I have been trying to think about Lie group actions on smooth manifolds and what the quotient spaces look like. I have a proof that compact Lie groups produce proper actions on manifolds, as well as some examples of actions that are not proper, but none of them are free. What I am seeking is an example of a Lie group action on a smooth manifold that is free but not proper.
I will need a Lie group that is not compact. My first thought was to use $\mathbb{R}$ (or perhaps, $GL(n,\mathbb{F})$), but I haven't had any luck.

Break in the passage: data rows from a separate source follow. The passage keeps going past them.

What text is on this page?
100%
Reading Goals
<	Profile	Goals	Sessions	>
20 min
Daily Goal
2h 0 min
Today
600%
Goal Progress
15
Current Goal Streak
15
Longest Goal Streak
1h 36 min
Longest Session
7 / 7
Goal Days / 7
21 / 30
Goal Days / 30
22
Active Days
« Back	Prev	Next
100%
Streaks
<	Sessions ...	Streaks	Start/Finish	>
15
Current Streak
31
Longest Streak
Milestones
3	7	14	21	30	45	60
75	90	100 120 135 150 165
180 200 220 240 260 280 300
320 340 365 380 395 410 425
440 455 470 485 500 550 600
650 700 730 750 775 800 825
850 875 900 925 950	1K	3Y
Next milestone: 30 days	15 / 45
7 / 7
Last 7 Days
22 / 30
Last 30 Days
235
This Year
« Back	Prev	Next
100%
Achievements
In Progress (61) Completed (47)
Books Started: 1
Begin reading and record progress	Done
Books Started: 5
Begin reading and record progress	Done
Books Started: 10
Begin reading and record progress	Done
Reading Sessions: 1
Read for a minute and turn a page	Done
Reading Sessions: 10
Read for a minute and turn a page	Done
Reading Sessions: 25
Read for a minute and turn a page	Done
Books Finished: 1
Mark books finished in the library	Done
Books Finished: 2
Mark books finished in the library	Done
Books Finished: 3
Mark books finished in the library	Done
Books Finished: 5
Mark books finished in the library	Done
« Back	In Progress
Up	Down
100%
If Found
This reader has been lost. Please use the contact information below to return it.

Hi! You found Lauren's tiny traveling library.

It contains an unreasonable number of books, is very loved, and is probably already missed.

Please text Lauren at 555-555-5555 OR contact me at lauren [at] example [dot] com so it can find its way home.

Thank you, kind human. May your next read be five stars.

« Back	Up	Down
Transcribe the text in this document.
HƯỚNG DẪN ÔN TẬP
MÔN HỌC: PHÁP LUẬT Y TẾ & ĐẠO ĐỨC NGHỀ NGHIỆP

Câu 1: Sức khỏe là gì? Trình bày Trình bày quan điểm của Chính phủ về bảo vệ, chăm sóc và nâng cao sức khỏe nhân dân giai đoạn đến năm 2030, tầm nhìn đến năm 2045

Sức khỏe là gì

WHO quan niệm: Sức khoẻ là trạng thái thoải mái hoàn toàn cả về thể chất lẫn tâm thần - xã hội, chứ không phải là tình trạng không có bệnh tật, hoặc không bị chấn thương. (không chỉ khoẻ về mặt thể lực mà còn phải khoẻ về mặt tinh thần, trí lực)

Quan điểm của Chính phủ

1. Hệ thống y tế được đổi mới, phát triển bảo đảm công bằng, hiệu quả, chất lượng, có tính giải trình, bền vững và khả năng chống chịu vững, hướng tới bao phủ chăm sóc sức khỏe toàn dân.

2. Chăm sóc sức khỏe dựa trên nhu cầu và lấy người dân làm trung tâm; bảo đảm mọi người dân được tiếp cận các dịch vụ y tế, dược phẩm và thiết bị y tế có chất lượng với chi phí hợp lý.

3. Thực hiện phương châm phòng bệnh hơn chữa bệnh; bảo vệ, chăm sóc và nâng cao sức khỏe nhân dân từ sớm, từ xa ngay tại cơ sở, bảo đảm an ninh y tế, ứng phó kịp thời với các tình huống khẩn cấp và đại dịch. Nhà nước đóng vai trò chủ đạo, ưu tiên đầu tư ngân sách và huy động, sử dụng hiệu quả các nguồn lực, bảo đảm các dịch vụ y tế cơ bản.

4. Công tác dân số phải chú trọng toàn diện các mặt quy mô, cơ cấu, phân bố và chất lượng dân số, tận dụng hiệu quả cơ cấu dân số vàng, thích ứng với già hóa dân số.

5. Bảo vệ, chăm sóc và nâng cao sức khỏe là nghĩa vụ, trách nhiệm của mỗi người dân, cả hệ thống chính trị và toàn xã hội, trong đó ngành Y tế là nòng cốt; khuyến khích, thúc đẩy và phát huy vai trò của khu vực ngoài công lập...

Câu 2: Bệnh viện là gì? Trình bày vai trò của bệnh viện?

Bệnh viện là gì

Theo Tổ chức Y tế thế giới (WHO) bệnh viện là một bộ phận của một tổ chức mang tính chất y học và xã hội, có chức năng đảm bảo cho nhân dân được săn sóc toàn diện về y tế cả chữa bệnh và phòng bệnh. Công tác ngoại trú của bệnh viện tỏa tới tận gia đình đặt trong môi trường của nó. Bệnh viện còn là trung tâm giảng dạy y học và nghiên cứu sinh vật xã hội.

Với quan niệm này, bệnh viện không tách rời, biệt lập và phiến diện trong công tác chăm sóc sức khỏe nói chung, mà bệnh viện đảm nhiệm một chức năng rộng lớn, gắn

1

Help would be appreciated. If you could give an idea of what the orbit space is, that would be extra useful, but it is not necessary.
A nice instructive example is to take the group $\mathbb{Z}$ and let it act on $S^1$ by an irrational rotation. That is, let $\alpha\in[0,1]$ be some irrational number and define $n\cdot e^{i\theta}=e^{i(\theta+2\pi n\alpha)}$ for $n\in\mathbb{Z}$. The action is free since $\alpha$ is irrational, so $e^{2\pi i n\alpha}\neq 1$ for any nonzero integer $n$. It is not proper because $S^1$ is compact but $\mathbb{Z}$ is not.
Note that since the fractional parts of integer multiples of $\theta$ are dense in $[0,1]$, every orbit of this action is dense in $S^1$. So the orbit space is quite horrible: it has the indiscrete topology!